A mi alrededor podían suceder cosas terribles,
pero a mí no me afectaban en absoluto. En el mar Báltico tres
marineros se habían comido a su capitán, a la madre de alguien de
mi colegio le amputaron las tetas, el hermano de Dalit se mató
accidentalmente en unos ejercicios militares. Einat Moser, que era la
niña más guapa de la clase aceptó, y sin pedirles consejo a sus
amigas, la proposición que le hice de que fuéramos novios.

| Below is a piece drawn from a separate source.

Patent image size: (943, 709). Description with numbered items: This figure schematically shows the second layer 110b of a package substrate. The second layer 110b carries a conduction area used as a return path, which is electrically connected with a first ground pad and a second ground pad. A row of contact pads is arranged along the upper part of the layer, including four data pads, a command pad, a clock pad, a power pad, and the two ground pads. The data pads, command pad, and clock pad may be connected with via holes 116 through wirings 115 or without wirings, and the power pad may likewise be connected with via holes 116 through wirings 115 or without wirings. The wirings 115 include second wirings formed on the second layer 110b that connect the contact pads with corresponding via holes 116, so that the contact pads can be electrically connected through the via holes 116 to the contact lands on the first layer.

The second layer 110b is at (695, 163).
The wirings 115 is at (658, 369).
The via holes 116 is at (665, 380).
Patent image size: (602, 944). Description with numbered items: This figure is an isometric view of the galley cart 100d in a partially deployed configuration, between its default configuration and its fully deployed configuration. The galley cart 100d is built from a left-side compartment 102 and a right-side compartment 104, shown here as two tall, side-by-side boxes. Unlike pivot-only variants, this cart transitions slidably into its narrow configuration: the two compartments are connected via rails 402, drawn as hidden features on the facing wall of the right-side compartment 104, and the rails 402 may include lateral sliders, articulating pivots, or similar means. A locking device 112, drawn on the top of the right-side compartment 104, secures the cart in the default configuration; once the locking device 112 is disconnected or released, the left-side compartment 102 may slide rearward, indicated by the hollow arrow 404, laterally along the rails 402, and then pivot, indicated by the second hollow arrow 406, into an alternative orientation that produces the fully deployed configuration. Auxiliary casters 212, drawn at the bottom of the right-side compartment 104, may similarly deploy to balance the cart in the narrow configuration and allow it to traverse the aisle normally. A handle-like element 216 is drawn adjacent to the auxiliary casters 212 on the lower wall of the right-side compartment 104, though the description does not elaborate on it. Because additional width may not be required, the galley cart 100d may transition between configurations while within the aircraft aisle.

Mi hermano dijo que esperaba con ansias que
llegara mi cumpleaños para llevarme, como regalo, de viaje al
extranjero. Entre tanto, los días de fiesta, nos llevaba a Einat y a
mí al parque de atracciones en su Prinz azul, y yo les decía a los
empleados que era el hijo de Schwartz y entonces nos dejaban subir
gratis a todas las atracciones.
Para las fiestas íbamos a Zikron a casa del
abuelo Reubén y él me estrechaba la mano con tanta fuerza que yo
arrancaba a llorar, y entonces él me gritaba que era un mimado y
que tenía que aprender a dar la mano como la da un hombre. El abuelo
siempre le decía a mi madre que me había educado muy mal, que no me
había preparado para la vida como era debido. Y mi madre siempre se
disculpaba y le decía que justamente sí me había preparado para
ella, pero que lo que pasaba era que la vida de hoy no se parecía en
nada a la de antes. Que hoy ya no hacía falta saber preparar
cócteles molotov con alcohol de quemar y clavos, ni matar para
comer, que bastaba con aprender a disfrutar de la vida. Pero el
abuelo insistía, tan testarudo como siempre. Me pellizcaba la oreja
y me susurraba que para saber disfrutar, también había que saber lo
que era sufrir. Porque si no, no servía de nada. La verdad es que yo
lo intentaba, sólo que la vida era tan bonita entonces, en el verano
del setenta y seis, que por mucho que me esforzaba, no conseguía
sufrir por nada.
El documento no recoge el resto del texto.